A BBC programme has mocked single sex golf clubs – especially ones that refuse to allow women to be their members.
The Revolution Will Be Televised sent its two presenters to a golf club, in which they posed as Dutch broadcasters who believed the men-only policy had a sexual connotation attached to it.
It began with the announcement: “In July the British golf Open was held at Muirfield, which requires more than a pair of golf balls to be a member. Is it really gentlemanly to exclude half the population as members of these clubs?”
This was followed by the actors visiting Royal St. George’s Golf Club in Kent, a men-only club that hosted the Open in 2011. The duo posed as two Dutch television presenters who made a series of crude remarks in the clubhouse, before they were met by an employee of the club who did not wish to be identified. He advised them that it was a private club and asked them to leave.

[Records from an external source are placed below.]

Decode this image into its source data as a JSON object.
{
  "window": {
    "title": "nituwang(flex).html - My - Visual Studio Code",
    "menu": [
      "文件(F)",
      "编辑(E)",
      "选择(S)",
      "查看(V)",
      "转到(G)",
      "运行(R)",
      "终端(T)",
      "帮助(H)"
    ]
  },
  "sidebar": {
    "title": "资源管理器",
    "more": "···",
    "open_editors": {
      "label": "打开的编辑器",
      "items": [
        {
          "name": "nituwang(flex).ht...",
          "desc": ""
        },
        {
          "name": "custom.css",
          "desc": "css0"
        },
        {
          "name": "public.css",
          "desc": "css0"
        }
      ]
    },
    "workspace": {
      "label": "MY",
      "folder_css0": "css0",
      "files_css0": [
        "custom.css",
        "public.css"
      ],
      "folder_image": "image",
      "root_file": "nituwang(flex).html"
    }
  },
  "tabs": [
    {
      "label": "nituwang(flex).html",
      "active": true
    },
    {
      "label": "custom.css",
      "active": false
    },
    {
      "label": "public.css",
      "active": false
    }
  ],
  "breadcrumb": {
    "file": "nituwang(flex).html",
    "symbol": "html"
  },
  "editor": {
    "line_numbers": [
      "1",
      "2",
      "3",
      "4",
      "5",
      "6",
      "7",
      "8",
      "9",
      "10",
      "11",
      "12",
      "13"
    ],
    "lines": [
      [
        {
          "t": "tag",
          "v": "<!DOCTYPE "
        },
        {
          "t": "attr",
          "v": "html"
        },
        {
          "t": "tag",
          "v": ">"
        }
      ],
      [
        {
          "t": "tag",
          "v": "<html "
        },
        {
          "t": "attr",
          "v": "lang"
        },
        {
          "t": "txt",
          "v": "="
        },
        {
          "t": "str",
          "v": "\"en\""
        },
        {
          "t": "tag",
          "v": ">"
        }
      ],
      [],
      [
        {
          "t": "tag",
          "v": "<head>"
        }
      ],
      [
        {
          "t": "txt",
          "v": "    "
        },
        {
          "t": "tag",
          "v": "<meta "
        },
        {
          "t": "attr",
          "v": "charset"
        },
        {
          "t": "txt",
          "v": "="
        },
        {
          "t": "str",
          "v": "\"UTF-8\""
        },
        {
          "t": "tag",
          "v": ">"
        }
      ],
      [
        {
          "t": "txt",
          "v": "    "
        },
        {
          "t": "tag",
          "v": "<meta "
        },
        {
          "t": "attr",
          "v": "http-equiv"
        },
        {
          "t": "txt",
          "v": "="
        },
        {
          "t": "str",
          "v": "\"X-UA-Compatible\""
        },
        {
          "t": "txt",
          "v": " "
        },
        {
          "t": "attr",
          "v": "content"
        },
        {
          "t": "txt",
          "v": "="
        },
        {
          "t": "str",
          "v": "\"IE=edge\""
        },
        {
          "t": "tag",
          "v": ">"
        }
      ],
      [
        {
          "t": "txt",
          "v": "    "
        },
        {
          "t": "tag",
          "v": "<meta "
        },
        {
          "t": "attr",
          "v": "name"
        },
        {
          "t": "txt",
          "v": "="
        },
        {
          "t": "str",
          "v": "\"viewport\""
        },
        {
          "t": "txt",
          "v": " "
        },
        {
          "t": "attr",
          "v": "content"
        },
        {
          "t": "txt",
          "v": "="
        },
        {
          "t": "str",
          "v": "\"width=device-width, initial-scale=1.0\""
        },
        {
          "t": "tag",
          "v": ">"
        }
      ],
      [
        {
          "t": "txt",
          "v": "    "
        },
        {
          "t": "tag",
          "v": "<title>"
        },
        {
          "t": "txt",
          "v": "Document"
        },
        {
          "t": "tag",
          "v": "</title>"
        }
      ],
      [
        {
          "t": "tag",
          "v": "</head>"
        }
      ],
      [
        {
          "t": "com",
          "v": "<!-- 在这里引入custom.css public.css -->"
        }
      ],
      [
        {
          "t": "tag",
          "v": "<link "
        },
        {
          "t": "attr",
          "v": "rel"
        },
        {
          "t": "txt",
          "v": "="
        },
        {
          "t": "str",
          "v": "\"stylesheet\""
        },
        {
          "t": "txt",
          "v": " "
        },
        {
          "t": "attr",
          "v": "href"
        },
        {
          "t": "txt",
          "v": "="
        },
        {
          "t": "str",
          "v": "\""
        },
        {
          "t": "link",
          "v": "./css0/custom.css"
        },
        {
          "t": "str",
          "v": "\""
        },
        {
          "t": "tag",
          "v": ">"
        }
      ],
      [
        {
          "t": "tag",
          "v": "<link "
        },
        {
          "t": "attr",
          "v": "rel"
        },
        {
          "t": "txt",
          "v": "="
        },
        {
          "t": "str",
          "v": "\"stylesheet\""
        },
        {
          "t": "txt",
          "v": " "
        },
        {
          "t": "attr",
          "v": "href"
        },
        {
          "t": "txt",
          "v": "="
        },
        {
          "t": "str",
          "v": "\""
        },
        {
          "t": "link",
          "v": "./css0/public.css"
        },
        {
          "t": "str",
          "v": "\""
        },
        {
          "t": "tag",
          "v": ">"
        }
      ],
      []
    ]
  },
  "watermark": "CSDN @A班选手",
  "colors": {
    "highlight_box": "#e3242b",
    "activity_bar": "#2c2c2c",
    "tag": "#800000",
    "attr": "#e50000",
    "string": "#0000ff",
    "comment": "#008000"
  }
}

The two also visited several London men-only clubs, such as White’s Gentleman’s Club, Boodle’s Gentleman’s Club, Pratt’s Gentleman’s Club and The Garrick, asking questions such as ‘can we bring women in if they are pets?’
The broadcast comes at the end of a difficult year for the small amount of golf clubs that refuse to allow people to join based on their gender.
At the start of the year two government ministers suggested that single sex golf clubs should no longer be allowed to host Open Championships, while the media coverage of the build-up to this year’s Open was dominated by the issue and Scotland’s first minister, Alex Salmond, boycotted the event. Prime minister David Cameron said the policies “look more to the past than to the future”.
Earlier this month, the men-only Royal Burgess Golfing Society of Edinburgh, the oldest golfing society in the world, revealed that it has had an ‘informal meeting’ about ending the policy.